The Lyme vaccine can cause an untreatable form of Lyme disease and, like all bacterial diseases, provides short-term immunity and needs to be repeated frequently. It is not recommended at any of the vet schools in the United States. The human Lyme vaccine was withdrawn from the market. And there is one more, very compelling, reason to question the benefit of Lyme vaccination for dogs. There are other tick borne diseases that are much more serious than Lyme, for which we have no vaccines. So even if a very safe and effective Lyme vaccine were developed for dogs, vaccination isn't going to lessen the need for tick prevention. Which to my mind puts tick prevention in the forefront of Lyme prevention, and the vaccine's risk vs. benefit analysis heavy on the risk side.
We are well aware of the various TYPES of vaccine but the fact that they are not 100% effective and they CANNOT guarentee they will prevent the disease, so it makes NO sense to subject your dog to the possible repercussions when there is no guarentee the shot will even help. Why play russian roulette with your dogs life?

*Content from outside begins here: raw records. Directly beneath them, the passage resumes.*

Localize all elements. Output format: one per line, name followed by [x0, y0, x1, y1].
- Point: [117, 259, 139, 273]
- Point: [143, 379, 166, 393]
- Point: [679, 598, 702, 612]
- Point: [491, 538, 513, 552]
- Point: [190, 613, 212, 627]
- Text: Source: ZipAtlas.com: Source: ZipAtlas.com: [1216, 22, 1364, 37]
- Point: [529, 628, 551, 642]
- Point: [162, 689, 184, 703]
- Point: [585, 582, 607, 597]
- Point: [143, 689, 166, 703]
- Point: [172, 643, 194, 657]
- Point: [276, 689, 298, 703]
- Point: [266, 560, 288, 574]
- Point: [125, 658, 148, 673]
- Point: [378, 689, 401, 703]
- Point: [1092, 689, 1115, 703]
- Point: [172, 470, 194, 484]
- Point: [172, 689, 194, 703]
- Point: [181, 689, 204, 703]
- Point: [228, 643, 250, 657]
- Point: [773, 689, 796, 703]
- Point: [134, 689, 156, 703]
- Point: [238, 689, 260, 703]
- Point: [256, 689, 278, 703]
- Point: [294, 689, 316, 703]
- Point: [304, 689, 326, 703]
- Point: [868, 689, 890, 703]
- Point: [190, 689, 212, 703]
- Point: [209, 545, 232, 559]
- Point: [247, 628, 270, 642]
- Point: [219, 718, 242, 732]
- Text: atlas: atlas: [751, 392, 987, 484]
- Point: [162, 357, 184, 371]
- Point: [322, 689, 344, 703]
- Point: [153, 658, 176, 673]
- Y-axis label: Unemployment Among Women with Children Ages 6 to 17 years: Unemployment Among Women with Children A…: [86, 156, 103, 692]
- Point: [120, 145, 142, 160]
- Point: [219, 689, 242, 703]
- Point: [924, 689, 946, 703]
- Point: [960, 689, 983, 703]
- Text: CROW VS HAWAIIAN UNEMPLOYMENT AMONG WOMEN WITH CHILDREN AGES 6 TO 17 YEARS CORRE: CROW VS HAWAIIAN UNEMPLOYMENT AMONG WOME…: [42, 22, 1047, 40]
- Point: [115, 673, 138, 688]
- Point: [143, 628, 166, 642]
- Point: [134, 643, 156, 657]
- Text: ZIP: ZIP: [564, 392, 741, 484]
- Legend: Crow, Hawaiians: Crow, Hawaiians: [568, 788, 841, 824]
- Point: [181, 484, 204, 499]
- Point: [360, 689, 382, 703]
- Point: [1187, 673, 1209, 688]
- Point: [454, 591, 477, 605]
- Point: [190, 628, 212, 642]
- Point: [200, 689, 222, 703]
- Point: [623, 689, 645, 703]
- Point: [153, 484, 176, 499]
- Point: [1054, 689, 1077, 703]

There are several whole-cell killed vaccines on the market that are licensed for use in the dog, including Lymevax by Fort Dodge and Lyme Galaxy by Schering-Plough.
Recombinant vaccines, such as Recombitek Lyme by Merial and ProLyme by Intervet are also available, and tend to produce fewer vaccine reactions.
However, total protection of a dog through any vaccine is difficult. One reason is that there are various strains of Borrelia and antibodies made in response to one strain of the bacteria will not always be able to kill a different strain. In addition, if an animal is previously infected with the disease the vaccine will not offer any protection.
These facts coupled with the relatively long incubation period (up to 5 months) contribute to the failure of some of these vaccines in preventing disease. In addition, 90% of dogs exposed NEVER become ill and if they do, Doxycycline or other antibiotics will normally address the situation with a 2-4 week course.